Notwithstanding the annual reasonable ratable allocation method required by paragraph (e)(2) of the regulations section, if a commingled fund serves as a common reserve fund, replacement fund or sinking fund for two or more issues (a commingled reserve), after making reasonable adjustments to account for proceeds allocated under paragraphs (b)(1) (the one-issue rule and general ordering rules)and (b)(2) (the universal cap on value of nonpurpose investments allocated to an issue rule), investments held by that commingled fund must be allocated ratably among the issues served by the commingled fund in accordance with one of the following methods:

  1. the relative values of the bonds of those issues under Treas. Reg. 1.148-4(e) (plain par bonds are valued at outstanding stated principal amount, plus accrued unpaid interest; other bonds are valued at their present value on that date);
  2. the relative amounts of the remaining maximum annual debt service requirements on the outstanding principal amounts of those issues; or
  3. the relative original stated principal amounts of the outstanding issues.
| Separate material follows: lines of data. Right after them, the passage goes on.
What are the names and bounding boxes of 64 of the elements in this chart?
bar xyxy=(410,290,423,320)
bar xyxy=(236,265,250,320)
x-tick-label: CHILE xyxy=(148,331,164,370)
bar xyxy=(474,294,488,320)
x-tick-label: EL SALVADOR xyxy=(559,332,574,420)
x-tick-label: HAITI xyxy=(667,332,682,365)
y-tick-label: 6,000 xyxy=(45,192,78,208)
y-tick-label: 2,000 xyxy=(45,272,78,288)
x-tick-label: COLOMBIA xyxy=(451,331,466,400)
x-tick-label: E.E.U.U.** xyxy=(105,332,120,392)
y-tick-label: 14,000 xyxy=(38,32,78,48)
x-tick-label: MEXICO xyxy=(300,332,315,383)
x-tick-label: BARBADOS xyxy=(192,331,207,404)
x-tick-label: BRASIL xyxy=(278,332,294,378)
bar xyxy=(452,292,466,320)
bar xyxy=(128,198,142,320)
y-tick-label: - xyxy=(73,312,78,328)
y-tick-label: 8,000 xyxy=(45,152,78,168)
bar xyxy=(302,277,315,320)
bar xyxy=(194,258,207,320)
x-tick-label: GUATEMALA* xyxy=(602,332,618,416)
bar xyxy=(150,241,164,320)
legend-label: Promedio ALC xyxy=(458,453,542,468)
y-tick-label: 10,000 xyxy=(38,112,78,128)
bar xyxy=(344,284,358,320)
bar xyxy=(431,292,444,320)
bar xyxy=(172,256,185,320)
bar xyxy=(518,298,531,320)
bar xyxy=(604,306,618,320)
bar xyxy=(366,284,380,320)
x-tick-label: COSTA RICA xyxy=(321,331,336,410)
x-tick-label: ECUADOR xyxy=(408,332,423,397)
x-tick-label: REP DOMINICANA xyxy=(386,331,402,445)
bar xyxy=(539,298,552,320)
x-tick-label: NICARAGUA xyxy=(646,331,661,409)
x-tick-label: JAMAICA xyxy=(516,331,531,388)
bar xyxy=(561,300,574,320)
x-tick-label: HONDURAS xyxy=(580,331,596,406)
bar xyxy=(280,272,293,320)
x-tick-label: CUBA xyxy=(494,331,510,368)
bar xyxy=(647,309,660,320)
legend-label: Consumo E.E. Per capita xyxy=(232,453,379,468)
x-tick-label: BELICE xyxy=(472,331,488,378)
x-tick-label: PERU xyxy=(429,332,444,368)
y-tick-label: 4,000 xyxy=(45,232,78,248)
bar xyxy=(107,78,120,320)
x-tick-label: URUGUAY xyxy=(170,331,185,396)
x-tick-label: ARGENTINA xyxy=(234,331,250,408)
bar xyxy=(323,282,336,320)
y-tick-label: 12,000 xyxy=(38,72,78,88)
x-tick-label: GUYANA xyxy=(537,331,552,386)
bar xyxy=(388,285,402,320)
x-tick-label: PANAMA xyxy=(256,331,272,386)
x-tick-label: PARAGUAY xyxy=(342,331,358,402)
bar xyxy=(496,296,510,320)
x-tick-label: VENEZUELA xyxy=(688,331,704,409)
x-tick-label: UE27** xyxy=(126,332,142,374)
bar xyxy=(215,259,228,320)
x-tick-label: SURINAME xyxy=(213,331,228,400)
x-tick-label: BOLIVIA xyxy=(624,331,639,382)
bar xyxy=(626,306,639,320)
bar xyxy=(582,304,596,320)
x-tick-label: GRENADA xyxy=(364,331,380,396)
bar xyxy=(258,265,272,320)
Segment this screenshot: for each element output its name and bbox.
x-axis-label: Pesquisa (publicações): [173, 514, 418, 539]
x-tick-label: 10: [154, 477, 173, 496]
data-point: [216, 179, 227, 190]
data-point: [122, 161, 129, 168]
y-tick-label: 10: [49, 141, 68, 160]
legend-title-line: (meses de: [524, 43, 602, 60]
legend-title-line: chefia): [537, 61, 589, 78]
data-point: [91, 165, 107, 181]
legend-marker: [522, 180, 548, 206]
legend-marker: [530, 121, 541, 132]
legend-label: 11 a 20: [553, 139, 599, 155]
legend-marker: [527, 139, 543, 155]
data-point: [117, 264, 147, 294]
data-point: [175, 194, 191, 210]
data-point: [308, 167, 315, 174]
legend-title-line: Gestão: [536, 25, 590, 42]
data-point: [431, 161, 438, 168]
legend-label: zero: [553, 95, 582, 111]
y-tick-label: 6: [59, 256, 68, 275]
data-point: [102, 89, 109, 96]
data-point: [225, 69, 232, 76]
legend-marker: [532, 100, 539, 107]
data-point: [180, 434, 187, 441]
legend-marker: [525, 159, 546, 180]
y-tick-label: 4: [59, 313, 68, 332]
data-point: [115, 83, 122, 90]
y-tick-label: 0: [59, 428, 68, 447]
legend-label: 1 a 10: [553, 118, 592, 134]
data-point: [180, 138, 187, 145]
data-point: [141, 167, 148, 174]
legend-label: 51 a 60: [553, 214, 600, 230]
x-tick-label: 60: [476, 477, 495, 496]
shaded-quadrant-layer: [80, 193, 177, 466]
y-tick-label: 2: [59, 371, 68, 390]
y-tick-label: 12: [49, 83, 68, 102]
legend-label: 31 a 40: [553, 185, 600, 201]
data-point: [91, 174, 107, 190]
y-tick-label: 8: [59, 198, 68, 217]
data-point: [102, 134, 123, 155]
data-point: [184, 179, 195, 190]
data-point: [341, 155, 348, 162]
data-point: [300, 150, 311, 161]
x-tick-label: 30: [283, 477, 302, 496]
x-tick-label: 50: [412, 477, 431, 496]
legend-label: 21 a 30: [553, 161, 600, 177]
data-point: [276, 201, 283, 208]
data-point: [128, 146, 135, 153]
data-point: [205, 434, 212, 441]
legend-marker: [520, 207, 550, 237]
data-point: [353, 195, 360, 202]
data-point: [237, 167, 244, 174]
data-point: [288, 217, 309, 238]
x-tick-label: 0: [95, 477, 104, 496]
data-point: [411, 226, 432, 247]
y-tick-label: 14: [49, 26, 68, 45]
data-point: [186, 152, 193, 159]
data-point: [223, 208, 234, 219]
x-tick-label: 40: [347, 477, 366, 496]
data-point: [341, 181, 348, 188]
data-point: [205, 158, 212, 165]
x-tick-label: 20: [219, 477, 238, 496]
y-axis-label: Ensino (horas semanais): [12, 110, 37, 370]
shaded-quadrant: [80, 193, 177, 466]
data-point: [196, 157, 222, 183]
While exempt from the mark-to-market requirements described under the prior heading, investments in the reserve fund must still be valued at fair market value the first time they are allocated to proceeds. Treas. Reg. 1.148-5(d)(3).

An issuer must make any allocations required by this paragraph as of a date at least every 3 years and as of each date that an issue first becomes secured by the commingled reserve.  If relative original principal amounts are used to allocate, allocations must also be made on the retirement of any issue secured by the commingled reserve.

The exception for commingled reserve funds provides for the following test upon each new bond issue that is secured by the fund: (1) make sure not more than 10% of the sale proceeds of the new bonds are deposited to the reserve fund; (2) allocate the reserve fund and make sure that the portion allocable to the new bonds does not exceed the lesser of the three-prong reasonableness test for reserve funds.  The additional bonds test and definition of reserve requirement should reflect this test.

Refunding Question

Is the use of a parity reserve fund for the purposes of the fund a refunding of one issue with proceeds of another?  No.  In PLR 200441021, Congress’ intent is quoted as follows:

To rule that the use of a parity reserve under the specific conditions for which the reserve expressly was established is a refunding would place significant constraints on the function and utility of parity reserve funds, constraints that we do not believe Congress intended. In this case, however, Issuer’s proposed use of the amounts in the Reserve Fund is not under such conditions. Nevertheless, based on the facts and circumstances, we conclude that the proposed use is not a refunding.

Rulings Relating to Commingled Funds

PLR 200036033 (Jun. 7, 2000): Relates to Treas. Reg. 1.148-6(d)(6) – Expenditures of certain commingled investment proceeds of governmental issues.

FSA 001709 (Jan. 31, 2004):  Municipal bonds; litigation hazards; investment yield; management fee; safe harbors; arbitrage bonds.